Morning Commentary: High-grade primary quiets; light supply on tap; fund flows weaken

By Cristal Cody

Tupelo, Miss., Nov. 2 – Deal action quieted early Friday with the high-grade bond market closing the week in line with syndicate deal forecasts.

Investment-grade issuers priced more than $19 billion of bonds in the first four sessions, compared to expectations for about $15 billion to $20 billion of supply.

Light volume is predicted in the week ahead due to the mid-term U.S. elections on Tuesday, Federal Reserve monetary policy meeting on Wednesday and Thursday and the upcoming Veterans Day holiday on Nov. 12, sources report.

For the week ended Oct. 31, Lipper US Fund Flows reported outflows of negative $3.75 billion for corporate investment-grade funds, compared to inflows of $415 million in the previous week.

Outflows from bond funds and ETFs declined to $1.9 billion this week from $3.42 billion a week earlier, BofA Merrill Lynch analyst Yuri Seliger said in a research note released on Friday. The reduction in outflows was driven by an improvement in government and junk bonds, while flows weakened for high-grade, loans and municipal bonds.

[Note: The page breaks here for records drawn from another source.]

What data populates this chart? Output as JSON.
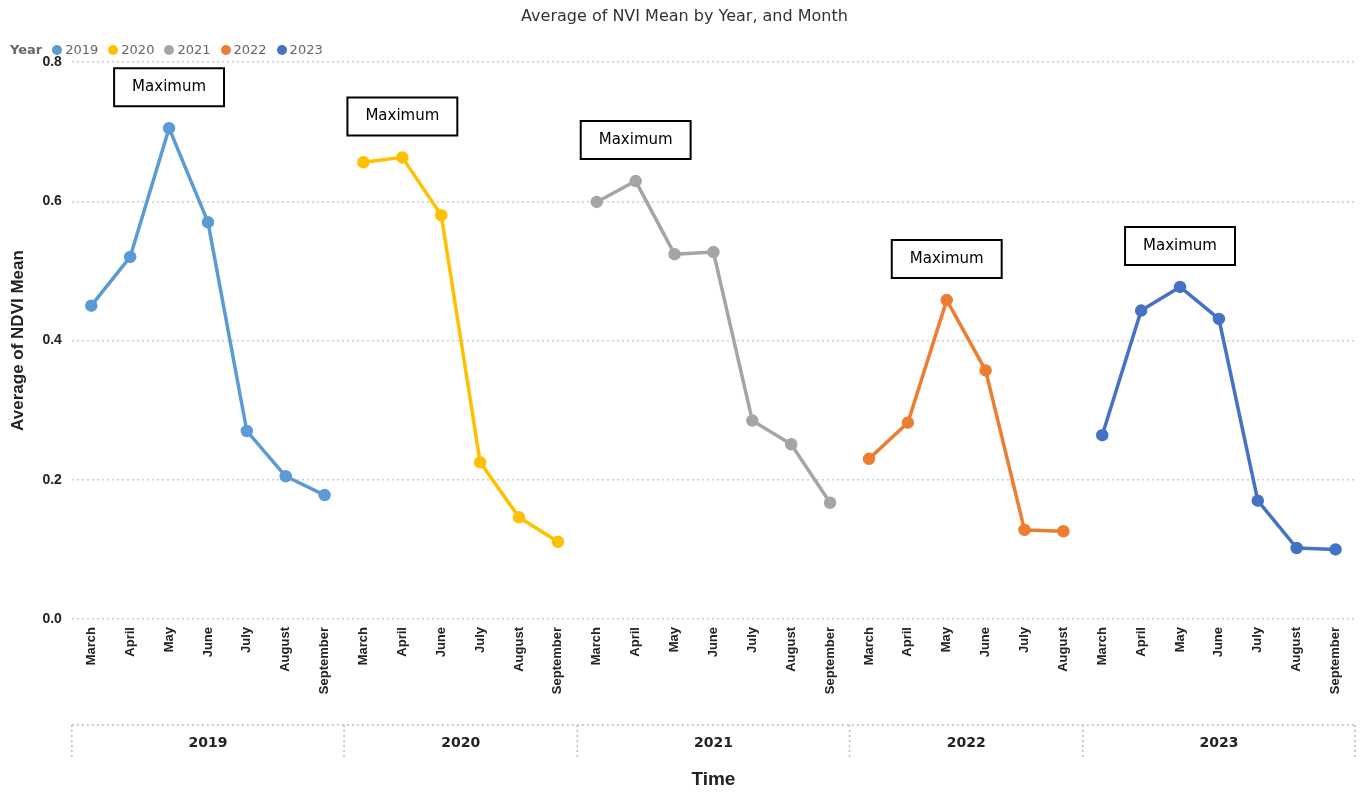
{
  "chart_data": {
    "type": "line",
    "title": "Average of NVI Mean by Year, and Month",
    "xlabel": "Time",
    "ylabel": "Average of NDVI Mean",
    "legend_title": "Year",
    "legend": "top left",
    "grid": "y",
    "marker": "circle",
    "line_style": "solid",
    "categories": [
      "March",
      "April",
      "May",
      "June",
      "July",
      "August",
      "September",
      "March",
      "April",
      "June",
      "July",
      "August",
      "September",
      "March",
      "April",
      "May",
      "June",
      "July",
      "August",
      "September",
      "March",
      "April",
      "May",
      "June",
      "July",
      "August",
      "March",
      "April",
      "May",
      "June",
      "July",
      "August",
      "September"
    ],
    "ylim": [
      0,
      0.8
    ],
    "yticks": [
      {
        "value": 0,
        "label": "0.0"
      },
      0.2,
      0.4,
      0.6,
      0.8
    ],
    "series": [
      {
        "name": "2019",
        "color": "#5b9bd5",
        "values": [
          0.45,
          0.52,
          0.705,
          0.57,
          0.27,
          0.205,
          0.178,
          null,
          null,
          null,
          null,
          null,
          null,
          null,
          null,
          null,
          null,
          null,
          null,
          null,
          null,
          null,
          null,
          null,
          null,
          null,
          null,
          null,
          null,
          null,
          null,
          null,
          null
        ]
      },
      {
        "name": "2020",
        "color": "#ffc000",
        "values": [
          null,
          null,
          null,
          null,
          null,
          null,
          null,
          0.656,
          0.663,
          0.58,
          0.225,
          0.146,
          0.111,
          null,
          null,
          null,
          null,
          null,
          null,
          null,
          null,
          null,
          null,
          null,
          null,
          null,
          null,
          null,
          null,
          null,
          null,
          null,
          null
        ]
      },
      {
        "name": "2021",
        "color": "#a5a5a5",
        "values": [
          null,
          null,
          null,
          null,
          null,
          null,
          null,
          null,
          null,
          null,
          null,
          null,
          null,
          0.599,
          0.629,
          0.524,
          0.527,
          0.285,
          0.251,
          0.167,
          null,
          null,
          null,
          null,
          null,
          null,
          null,
          null,
          null,
          null,
          null,
          null,
          null
        ]
      },
      {
        "name": "2022",
        "color": "#ed7d31",
        "values": [
          null,
          null,
          null,
          null,
          null,
          null,
          null,
          null,
          null,
          null,
          null,
          null,
          null,
          null,
          null,
          null,
          null,
          null,
          null,
          null,
          0.23,
          0.282,
          0.458,
          0.357,
          0.128,
          0.126,
          null,
          null,
          null,
          null,
          null,
          null,
          null
        ]
      },
      {
        "name": "2023",
        "color": "#4472c4",
        "values": [
          null,
          null,
          null,
          null,
          null,
          null,
          null,
          null,
          null,
          null,
          null,
          null,
          null,
          null,
          null,
          null,
          null,
          null,
          null,
          null,
          null,
          null,
          null,
          null,
          null,
          null,
          0.264,
          0.443,
          0.477,
          0.431,
          0.17,
          0.102,
          0.1
        ]
      }
    ],
    "annotations": [
      "Maximum",
      "Maximum",
      "Maximum",
      "Maximum",
      "Maximum"
    ]
  }
}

High-grade outflows in the space that includes corporates, Treasuries, agencies and mortgages climbed to $1.59 billion from $600 million “as rotation out of duration continued,” Seliger said.

Inflows to the short-term high-grade space rose to $2.08 billion from $1.46 billion in the previous week, which was offset by an increase in outflows outside of short-term to $3.67 billion from $2.06 billion, according to the report.

Elsewhere, secondary market volume has been healthy over the week. On Thursday, $23.05 billion of high-grade bonds traded, while $26.81 billion of issues were traded on Wednesday, $21.03 billion on Tuesday and $17.67 billion on Monday, according to Trace.